A Phase 3 study showed that children and adolescents with moderate to severe plaque psoriasis who received treatment with Enbrel experienced significant improvements in the signs and symptoms of their disease psoriasis.

Amgen (NASDAQ: AMGN) and Wyeth Pharmaceuticals, a division of Wyeth (NYSE: WYE), announced the study results published in the New England Journal of Medicine.

“Moderate to severe plaque psoriasis is a chronic disease of the immune system that can significantly impact many aspects of the daily lives of children and teens,” says Amy Paller, M.D., study investigator and Professor and Chair of Dermatology, Northwestern University School of Medicine. “These etanercept data are encouraging and reinforce the importance of continuing to investigate treatment options that may help this particularly vulnerable patient population manage their disease.”

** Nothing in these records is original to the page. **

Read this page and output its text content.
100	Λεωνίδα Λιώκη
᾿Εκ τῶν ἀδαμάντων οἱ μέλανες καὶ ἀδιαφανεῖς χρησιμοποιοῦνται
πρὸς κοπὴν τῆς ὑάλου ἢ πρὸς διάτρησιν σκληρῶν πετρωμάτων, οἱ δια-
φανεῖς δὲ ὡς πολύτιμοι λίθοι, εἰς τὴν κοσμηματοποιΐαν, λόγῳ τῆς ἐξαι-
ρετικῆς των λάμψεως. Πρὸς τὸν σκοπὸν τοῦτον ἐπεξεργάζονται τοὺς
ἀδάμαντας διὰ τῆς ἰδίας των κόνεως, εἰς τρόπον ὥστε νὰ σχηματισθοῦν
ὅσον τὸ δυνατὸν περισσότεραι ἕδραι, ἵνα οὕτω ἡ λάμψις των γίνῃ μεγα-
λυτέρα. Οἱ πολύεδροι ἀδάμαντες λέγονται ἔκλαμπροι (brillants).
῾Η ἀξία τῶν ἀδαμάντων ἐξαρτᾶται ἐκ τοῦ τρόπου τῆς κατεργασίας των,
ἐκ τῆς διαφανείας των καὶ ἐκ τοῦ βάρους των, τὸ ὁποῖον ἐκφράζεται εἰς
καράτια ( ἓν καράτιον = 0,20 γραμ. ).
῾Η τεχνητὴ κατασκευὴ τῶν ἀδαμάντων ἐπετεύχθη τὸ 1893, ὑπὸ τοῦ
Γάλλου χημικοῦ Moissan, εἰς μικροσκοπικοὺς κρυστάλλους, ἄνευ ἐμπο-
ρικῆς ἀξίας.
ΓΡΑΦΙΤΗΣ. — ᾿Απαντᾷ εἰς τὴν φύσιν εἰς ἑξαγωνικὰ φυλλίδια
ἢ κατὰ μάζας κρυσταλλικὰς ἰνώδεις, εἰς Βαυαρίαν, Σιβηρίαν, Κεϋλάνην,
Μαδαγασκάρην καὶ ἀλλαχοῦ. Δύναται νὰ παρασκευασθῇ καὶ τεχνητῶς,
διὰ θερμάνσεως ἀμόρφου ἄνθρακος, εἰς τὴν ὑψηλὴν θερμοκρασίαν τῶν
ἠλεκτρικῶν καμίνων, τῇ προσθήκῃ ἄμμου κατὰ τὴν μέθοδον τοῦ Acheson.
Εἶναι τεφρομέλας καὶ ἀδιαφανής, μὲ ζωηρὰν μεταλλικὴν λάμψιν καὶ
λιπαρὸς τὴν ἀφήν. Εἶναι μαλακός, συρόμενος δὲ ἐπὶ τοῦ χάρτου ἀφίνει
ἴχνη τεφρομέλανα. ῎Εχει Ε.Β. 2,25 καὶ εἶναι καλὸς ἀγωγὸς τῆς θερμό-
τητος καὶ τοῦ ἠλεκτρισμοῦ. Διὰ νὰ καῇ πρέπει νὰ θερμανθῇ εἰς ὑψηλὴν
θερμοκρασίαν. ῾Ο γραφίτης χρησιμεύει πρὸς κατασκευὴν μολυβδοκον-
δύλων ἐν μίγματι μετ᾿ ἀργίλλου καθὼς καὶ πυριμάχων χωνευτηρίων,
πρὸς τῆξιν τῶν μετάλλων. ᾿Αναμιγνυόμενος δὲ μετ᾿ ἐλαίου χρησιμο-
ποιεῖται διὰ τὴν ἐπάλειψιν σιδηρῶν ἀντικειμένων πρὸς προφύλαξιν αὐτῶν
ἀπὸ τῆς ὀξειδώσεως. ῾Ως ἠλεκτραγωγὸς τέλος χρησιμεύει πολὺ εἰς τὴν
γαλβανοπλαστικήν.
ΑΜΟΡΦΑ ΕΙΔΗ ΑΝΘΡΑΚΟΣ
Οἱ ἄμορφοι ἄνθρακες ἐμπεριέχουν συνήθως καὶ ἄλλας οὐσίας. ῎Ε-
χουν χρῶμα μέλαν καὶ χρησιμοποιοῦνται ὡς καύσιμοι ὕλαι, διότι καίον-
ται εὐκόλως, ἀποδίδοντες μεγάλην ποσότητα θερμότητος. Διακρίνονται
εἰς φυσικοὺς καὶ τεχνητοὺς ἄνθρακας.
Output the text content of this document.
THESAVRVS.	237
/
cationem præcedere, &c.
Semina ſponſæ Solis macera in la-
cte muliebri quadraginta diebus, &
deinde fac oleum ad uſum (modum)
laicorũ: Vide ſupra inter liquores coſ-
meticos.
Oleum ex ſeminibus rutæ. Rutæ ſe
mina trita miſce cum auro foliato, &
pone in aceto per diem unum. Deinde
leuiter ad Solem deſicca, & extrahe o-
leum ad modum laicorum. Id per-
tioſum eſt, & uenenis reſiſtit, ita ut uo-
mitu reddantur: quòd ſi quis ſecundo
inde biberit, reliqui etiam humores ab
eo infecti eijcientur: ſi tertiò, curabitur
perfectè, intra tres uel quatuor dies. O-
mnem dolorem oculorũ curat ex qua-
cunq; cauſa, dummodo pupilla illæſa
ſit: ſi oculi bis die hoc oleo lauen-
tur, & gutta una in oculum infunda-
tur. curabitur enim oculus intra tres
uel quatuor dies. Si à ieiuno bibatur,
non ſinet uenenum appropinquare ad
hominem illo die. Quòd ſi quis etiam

During the 48-week study, the percentage of patients achieving 75 percent or greater disease improvement from baseline, as measured by the standard Psoriasis Area and Severity Index (PASI 75), was used to evaluate the efficacy of ENBREL in patients between 4 and 17 years old. The primary efficacy endpoint was PASI 75 at week 12. There were 106 patients initially randomized to receive ENBREL and 105 patients randomized to receive placebo.

– At week 12, which was the conclusion of the double-blind, placebo-controlled portion of the study, 57 percent (n=60) of pediatric patients treated with ENBREL achieved PASI 75, compared with 11 percent (n=12) of pediatric patients who received placebo (p less than 0.001).

– At week 36, after 24 weeks of open-label treatment during which all patients in the study received ENBREL, PASI 75 was achieved by 68 percent (n=71) of the patients initially treated with ENBREL from the start of the study and 65 percent (n=67) of those who initially received placebo from the start of the study.

– At the conclusion of the open-label treatment period (week 36), 138 patients were re-randomized to receive either ENBREL or placebo. During this period, patients who lost PASI 75 were re-treated and no patient had a rebound of psoriasis or a change in the type of their psoriasis.

This study was designed to assess the safety and efficacy of ENBREL therapy in children and adolescents between 4 and 17 years old with moderate to severe plaque psoriasis whose disease had been inadequately controlled with topical therapy or who received systemic therapy or phototherapy.